Jour 7 : Kaitumjaure - Teusajaure

Le 24/03/2020

Ce matin, réveil à 6h30. Il a venté toute la nuit. Ça paraissait terrible sous la tente, mais ça ne l'était pas tant que ça. On a toujours l'impression que c'est bien pire que ça ne l'est réellement lorsqu'on est sous la toile. Ça secoue en faisant du bruit et on ne voit pas vraiment ce qui se passe.

Un cri d'animal au loin me sort du sac de couchage, mais impossible de voir la bête.

Il n'y a que neuf kilomètres à faire aujourd'hui, mais vu la fraicheur de la neige et le manque de trace tassée, je risque d'en baver.

Si jamais ça va vite quand même, je pousserai peut être jusqu'à l'étape d'après, histoire d'en faire deux en un jour. Mais j'ai un handicap en plus : en retirant ma chaussette hier soir, celle-ci est restée collée au pansement spécial que j'avais mis sur une ampoule. Tout est venu avec : le pansement, la peau ... du coup ça s'est empiré et j'ai tout l'intérieur du talon droit écorché.

Sur les conseils de Jean Louis, je tente de faire mon eau du matin au gaz. Il n'y a pas photo, ça va beaucoup mieux, ça me fait gagner un temps fou. C'est décidé, j'arrête l'essence !

Tout près de la tente je trouve des empreintes toutes fraiches. Une fois de plus, je ne dois pas être complètement seul dans le coin. Vu les traces, je pense même savoir à qui elles appartiennent.

Départ à 9h, je m'améliore ! Sans surprise, la neige est fraiche et épaisse, c'est dur d'avancer.

A peine ai-je rejoint la trace de la Kungsleden que je vois courrir à côté de moi tout un groupe d'une dizaine de lagopèdes, ces petites boules blanches toutes mignones. Je me disais bien qu'à force de voir vos traces et de vous entendre piailler par ci par là j'allais finir par vous voir !

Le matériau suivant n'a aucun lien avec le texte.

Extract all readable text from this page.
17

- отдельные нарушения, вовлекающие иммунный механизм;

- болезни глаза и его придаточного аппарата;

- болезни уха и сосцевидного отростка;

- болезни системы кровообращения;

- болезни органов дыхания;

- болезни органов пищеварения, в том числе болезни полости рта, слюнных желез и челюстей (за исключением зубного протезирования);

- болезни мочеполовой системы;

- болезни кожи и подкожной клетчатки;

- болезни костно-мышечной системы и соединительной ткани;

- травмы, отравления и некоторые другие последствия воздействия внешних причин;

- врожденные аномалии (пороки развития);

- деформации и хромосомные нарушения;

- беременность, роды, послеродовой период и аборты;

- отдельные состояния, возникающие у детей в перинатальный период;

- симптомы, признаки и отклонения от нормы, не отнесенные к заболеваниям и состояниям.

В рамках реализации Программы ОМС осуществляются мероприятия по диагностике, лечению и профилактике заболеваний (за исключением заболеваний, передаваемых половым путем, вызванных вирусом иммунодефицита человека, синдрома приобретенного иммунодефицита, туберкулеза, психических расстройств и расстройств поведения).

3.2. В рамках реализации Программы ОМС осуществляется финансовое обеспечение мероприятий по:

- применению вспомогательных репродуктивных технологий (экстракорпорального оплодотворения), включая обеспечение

Je me suis donc dépêché de sortir mon télé, que pour le coup je suis content d'avoir trainé jusqu'ici même s'il ne m'a pas servi avant. Ils sont allés m'attendre un peu plus loin. Je le savais que je n'étais pas seul !

L'oeil dans le viseur, après quelques clichés, j'entends des bruits de ski derrière moi. Comme quoi une rencontre peut en cacher une autre !

Il s'agit d'un vieux monsieur suédois à skis et pulka qui me rejoint. D'après lui, une tempête est annoncée le lendemain. Il me conseille de faire les deux étapes aujourd'hui et me propose de faire le chemin ensemble.

Ça m'arrange, comme ça on pourra alterner pour se faire la trace dans la poudreuse. Par endroit, la neige est gelée et moins profonde, ça avance un peu plus vite.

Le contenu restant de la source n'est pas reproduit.